В мире этого нового — федотовского — бидермайера все великое и прекрасное (или все ужасное) приобретает свой собственный масштаб. Смысл всей жизни человека («маленького человека», но это значит человека вообще, потому что в новом бидермайере в принципе нет других, не «маленьких») может быть сосредоточен, например, в новой шинели, и катастрофа — крушение мира — может произойти из-за потери этой шинели. Чем-то вроде потери шинели может быть смерть Фидельки, любимой собачки барыни. Разумеется, обычно эти сюжеты трактуются в советской литературе о Федотове как комические; так, по словам Н. Г. Машковцева, «в Смерти Фидельки, где самая ничтожность происшествия представляет комический контраст с трагической жестикуляцией и гримасами действующих лиц» [446] . Это совершенно типичное непонимание проблем бидермайера — человеком эпохи «героической» этики. Машковцев — человек эпохи Тредиаковского и Ломоносова [447] , а не Гоголя времен «Шинели» (из которой, по распространенному и приписываемому Достоевскому мнению, вышла вся последующая русская литература). С его точки зрения смерть Акакия Акакиевича (чем он, в сущности, отличается даже не от барыни, а от самой Фидельки в мире, где всем предназначена общая судьба?) из-за отнятой шинели не менее смешна, это тоже — анекдот, курьез, даже обличительная сатира.
446
Машковцев Н. Г. П. А. Федотов // Очерки по истории русского искусства. М., 1954. С. 154.
447
Если предположить, что культурное развитие носит циклический характер (и каждая эпоха имеет начало, кульминацию и финал), то люди определенных стадий каждого культурного цикла будут в каком-то смысле близки друг другу. Так, деятельный человек (в том числе интеллектуал) сталинской эпохи, считающий искусство одним из инструментов практического преобразования мира, чуждый сомнениям, презирающий внутреннюю слабость и сентиментальность, ближе к человеку времен Петра I, Анны Иоанновны и Елизаветы (вроде Меншикова, Миниха или Петра Шувалова), чем к человеку эпохи Николая II; ему понятнее поэзия Ломоносова, чем проза позднего Чехова, и, соответственно, интереснее сюжеты Лосенко, чем Федотова (не говоря уже о Серове).
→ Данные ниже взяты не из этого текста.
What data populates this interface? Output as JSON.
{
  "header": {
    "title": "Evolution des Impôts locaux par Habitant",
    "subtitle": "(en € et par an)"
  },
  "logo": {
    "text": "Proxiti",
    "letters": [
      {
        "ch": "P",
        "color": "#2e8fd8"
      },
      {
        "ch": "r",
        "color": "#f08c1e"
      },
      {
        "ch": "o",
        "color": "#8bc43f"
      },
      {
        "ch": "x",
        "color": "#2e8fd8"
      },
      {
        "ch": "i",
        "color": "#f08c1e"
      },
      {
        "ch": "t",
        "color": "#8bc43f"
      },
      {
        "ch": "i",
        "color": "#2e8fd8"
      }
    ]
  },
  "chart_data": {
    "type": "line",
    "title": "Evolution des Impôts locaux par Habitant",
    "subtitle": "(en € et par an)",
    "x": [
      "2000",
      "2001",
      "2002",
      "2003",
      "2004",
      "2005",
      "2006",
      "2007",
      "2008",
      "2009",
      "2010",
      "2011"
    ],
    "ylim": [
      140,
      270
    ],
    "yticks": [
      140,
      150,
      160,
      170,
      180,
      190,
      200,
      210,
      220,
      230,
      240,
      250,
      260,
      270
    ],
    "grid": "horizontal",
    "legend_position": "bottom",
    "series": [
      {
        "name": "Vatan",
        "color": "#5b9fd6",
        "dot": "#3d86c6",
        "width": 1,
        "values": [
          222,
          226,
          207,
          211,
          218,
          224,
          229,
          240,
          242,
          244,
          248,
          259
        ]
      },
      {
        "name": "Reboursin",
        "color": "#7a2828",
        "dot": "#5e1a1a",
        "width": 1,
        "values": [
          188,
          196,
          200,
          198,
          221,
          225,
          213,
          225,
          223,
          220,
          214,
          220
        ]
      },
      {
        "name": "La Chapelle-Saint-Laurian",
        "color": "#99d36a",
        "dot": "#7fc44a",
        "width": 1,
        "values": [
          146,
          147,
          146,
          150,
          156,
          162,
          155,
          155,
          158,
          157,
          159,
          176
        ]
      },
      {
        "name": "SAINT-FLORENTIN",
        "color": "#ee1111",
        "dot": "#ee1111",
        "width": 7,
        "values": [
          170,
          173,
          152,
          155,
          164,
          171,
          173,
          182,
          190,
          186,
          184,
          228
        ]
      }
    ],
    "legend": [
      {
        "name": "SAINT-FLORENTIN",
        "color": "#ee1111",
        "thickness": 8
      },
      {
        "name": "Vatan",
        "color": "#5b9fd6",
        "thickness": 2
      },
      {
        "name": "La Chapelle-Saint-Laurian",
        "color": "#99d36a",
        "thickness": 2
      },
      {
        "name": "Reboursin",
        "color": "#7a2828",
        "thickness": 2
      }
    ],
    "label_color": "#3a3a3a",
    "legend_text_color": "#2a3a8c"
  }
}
Следствием этого стадиального совпадения или несовпадения является не только наличие или отсутствие интереса, но и различная трактовка — того же Федотова.
Здесь — в «Последствиях смерти Фидельки» и в «Художнике, женившемся без приданого» — принципиально важно появление фигуры художника с узнаваемыми чертами Федотова (фигура художника в «Фидельке» значительно важнее, чем фигура барыни, принадлежащей к «хогартовскому» сюжету). Введение себя в качестве фигуры участника (отказ от позиции резонера, сатирического комментатора) означает готовность разделить судьбу своих персонажей — описать ее как общую человеческую судьбу; означает смирение.
В «Художнике, женившемся без приданого» нет ничего собственно просветительского в значении XVIII века, нет ничего подлежащего осуждению и сатирическому осмеянию. Скорее здесь есть понимание невозможности величия и славы — всей этой мифологии брюлловского «артистизма», еще недавно столь актуального. Если это комедия (а это пока еще комедия), то просто комедия жалкой человеческой жизни, обреченной на ничтожество: женится художник без приданого или не женится без приданого (или вообще не женится никак), есть у него надежды на свой талант или нет этих надежд — финал будет одинаков. Это не «нравы» (не невежество, не легкомыслие и не пороки) — это судьба. Художник эпохи бидермайера — маленький человек, такой же, как и все остальные [448] .
448
Такого рода новый масштаб событий и людей представлен в европейском бидермайере Шпицвегом с его мирными обывателями и дилетантами — как бы учеными, художниками и поэтами. Творчество — это комедия (такая же, как любовь, сватовство, женитьба).